Unter optimalen Bedingungen erzeugen die vorhandenen Anlagen bereits heute einen deutlichen Überschuss an grünem Strom. Daher sollte der Fokus künftig vor allem auf Möglichkeiten zur Energiespeicherung gelegt werden. Durch die Fortschritte in der Batterietechnologie sind große Stromspeicher ein interessantes Modell, um lokal erzeugten Strom besser zu nutzen. Eine Umsetzung erfordert eine enge Abstimmung mit den lokalen Energieversorgern, könnte für die Gemeinde jedoch – auch mit direkter Bürgerbeteiligung – eine langfristige Einnahmequelle darstellen.

Beteiligung an Technologieprojekten oder Förderprogrammen

Unsere Verwaltung konnte in den letzten Jahren bei einer Vielzahl an Projekten durch die Beantragung von Fördergeldern die Kosten für die Gemeinde deutlich senken.

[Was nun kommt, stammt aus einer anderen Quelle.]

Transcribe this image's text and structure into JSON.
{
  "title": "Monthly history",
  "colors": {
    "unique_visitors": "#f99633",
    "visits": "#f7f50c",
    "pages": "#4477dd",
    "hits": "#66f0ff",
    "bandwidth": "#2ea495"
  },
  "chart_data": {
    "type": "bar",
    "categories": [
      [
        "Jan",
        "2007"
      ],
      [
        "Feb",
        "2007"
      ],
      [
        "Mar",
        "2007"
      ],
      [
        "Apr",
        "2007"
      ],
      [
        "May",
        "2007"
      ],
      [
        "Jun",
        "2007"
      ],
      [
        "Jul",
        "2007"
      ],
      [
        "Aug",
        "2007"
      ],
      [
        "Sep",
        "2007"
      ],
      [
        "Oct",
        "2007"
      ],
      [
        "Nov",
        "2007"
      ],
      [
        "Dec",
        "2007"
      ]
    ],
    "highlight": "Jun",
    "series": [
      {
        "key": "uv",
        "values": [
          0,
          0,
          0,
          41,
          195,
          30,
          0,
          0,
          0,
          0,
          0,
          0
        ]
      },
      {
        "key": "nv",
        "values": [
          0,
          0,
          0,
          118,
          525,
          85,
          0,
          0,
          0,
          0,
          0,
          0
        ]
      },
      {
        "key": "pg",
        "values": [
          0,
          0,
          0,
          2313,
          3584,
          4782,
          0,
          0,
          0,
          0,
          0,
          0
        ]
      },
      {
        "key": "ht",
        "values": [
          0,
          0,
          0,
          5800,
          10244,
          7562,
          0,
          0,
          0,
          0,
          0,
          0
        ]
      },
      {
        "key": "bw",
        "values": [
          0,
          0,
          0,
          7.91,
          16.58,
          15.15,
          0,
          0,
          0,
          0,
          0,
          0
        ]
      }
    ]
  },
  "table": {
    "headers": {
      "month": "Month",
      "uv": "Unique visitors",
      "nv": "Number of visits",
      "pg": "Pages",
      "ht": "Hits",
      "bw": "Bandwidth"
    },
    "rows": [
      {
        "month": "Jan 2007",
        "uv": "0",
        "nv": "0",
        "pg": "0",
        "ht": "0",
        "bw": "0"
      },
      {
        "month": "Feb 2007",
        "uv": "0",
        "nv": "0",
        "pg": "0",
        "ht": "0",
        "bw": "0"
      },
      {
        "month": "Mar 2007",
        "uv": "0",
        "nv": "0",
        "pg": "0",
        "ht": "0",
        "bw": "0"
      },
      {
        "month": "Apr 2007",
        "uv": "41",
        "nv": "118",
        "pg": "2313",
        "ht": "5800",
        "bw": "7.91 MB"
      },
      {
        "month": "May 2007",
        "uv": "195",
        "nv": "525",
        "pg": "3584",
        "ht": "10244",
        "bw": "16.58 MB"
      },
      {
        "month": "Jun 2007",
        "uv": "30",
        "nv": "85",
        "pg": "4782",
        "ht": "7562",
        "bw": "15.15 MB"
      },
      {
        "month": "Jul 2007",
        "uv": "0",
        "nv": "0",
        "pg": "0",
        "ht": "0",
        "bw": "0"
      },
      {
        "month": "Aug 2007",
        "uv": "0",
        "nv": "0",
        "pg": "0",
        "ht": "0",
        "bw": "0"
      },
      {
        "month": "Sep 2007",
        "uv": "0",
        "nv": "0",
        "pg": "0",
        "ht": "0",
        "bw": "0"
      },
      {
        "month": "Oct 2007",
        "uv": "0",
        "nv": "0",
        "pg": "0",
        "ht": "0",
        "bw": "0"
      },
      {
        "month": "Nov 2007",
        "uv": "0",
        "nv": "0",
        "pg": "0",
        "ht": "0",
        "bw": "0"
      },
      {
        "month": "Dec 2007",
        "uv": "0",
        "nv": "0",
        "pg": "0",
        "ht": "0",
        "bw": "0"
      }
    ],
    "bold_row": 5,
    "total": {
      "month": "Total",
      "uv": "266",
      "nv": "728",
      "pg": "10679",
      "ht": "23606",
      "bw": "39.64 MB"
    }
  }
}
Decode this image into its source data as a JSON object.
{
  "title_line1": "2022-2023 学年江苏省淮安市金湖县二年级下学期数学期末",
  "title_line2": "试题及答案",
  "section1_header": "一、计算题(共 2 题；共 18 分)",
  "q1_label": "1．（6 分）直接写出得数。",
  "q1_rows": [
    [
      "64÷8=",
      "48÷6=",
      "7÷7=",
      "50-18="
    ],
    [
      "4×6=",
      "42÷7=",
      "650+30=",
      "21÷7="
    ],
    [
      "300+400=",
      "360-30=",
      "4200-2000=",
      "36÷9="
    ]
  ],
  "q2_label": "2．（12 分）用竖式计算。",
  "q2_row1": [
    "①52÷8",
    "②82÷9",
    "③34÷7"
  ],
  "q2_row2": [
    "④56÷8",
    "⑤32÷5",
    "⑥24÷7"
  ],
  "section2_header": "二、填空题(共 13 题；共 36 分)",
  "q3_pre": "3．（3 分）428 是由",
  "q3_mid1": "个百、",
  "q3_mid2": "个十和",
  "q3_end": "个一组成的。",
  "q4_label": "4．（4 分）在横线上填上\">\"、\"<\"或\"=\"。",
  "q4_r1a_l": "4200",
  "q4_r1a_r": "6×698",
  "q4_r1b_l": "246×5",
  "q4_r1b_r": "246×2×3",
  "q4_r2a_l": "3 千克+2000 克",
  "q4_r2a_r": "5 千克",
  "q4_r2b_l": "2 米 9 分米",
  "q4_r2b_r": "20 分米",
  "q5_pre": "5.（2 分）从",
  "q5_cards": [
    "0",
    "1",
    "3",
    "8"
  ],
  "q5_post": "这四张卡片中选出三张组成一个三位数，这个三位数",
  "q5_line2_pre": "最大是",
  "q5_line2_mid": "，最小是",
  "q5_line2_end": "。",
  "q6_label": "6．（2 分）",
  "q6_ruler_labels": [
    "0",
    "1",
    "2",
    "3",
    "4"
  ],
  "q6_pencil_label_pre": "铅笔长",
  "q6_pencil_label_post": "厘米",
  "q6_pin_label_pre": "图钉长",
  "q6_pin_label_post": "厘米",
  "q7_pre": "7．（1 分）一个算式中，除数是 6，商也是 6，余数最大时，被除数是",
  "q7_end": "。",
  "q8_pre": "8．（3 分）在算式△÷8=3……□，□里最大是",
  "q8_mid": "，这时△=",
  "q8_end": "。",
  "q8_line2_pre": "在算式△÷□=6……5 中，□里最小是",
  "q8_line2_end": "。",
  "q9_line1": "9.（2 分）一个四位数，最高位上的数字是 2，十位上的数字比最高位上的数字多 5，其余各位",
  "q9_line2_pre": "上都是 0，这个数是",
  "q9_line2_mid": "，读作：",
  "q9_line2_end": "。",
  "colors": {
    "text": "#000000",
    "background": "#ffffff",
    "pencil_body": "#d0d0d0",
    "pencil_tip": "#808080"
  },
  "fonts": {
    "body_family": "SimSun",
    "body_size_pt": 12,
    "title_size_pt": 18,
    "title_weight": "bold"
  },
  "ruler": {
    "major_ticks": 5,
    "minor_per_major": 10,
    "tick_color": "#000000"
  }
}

Neben der Förderung von Infrastrukturprojekten kann aber auch eine Beteiligung an technischen Förderprogrammen, insbesondere zu Thema Mobilität, einen signifikanten Mehrwert für die Gemeinde schaffen, besonders wenn durch passende Projekte die Mobilität zwischen den Ortsteilen verbessert werden kann.

2. Kostentransparenz schaffen. Zusätzliche Kosten niedrig halten.

Die anteilige Umlage der Kosten für die Kanalsanierung im Rieder Süden und die Festlegung der Verbesserungsbeiträge sind ein aktuelles Thema und wurden auch in der Bürgerversammlung beleuchtet. Im Moment sehen wir eine gewisse Unsicherheit über die zusätzlichen Mehraufwände in der Bürgerschaft.

Viele Bürger haben Wohneigentum geschaffen, um ihre Altersvorsorge langfristig abzusichern. Gerade Senioren mit geringer Rente verfügen jedoch nur über einen sehr begrenzten finanziellen Spielraum für außerplanmäßige Kosten. Die Erhebung von Verbesserungsbeiträgen aufgrund von Infrastrukturmaßnahmen ist für Eigentümer oft nur schwer vorhersehbar und stellt insbesondere für ältere Menschen eine erhebliche finanzielle Belastung dar.

Wir benötigen eine transparente und belastbare Vorgehensweise für die Ermittlung derartiger Beiträge. Für uns ist es wichtig, eine Kostenaufteilung konsequent nach dem Verursacherprinzip umzusetzen um einmalige Verbesserungsbeiträge für die gesamte Bevölkerung so niedrig wie möglich zu halten. Im Bezug auf die aktuelle Kanalsanierung bedeutet es konkret, die Zusatzaufwände die durch das Baugebiet an der Goldwiese entstanden sind, auch den Entwicklungskosten für das Baugebiet zuzuordnen.

In Zukunft müssen Bürger frühzeitig über geplante Infrastrukturprojekte und die daraus entstehenden Beiträge informiert werden. So können sie ihre finanziellen Belastungen besser einschätzen und planen.

3. Kommunikation und Bürgerdialog verbessern.

Für uns ist eine transparente und sichtbare Kommunikation eine zentrale Grundlage für Vertrauen zwischen Gemeinde und Bürgerschaft. Entscheidungen müssen verständlicher und nachvollziehbarer kommuniziert werden. Nur wenn Hintergründe, Ziele und Auswirkungen klar dargestellt sind, können Entscheidungen besser verstanden und akzeptiert werden.

Handlungsbedarf sehen wir nicht unbedingt in der Verfügbarkeit der Information an sich, sondern in deren Sichtbarkeit. Notwendige Information sind auf den Kommunikationskanälen der Gemeinde nicht einfach zu finden und die lokalen Tageszeitungen sind nicht mehr für jeden Bürger die erste Informationsquelle.

Ein einfacher und besserer Zugang zu Informationen für alle Bürger ist uns daher ein wichtiges Anliegen. Um dieses Ziel zu erreichen, kommen verschiedene Maßnahmen infrage. Dazu könnte zum Beispiel ein WhatsApp-Kanal gehören, über den allgemeine Informationen schnell verbreitet werden können. Auch die Überarbeitung bestehender Informationsformate kann zu spürbaren Verbesserungen führen.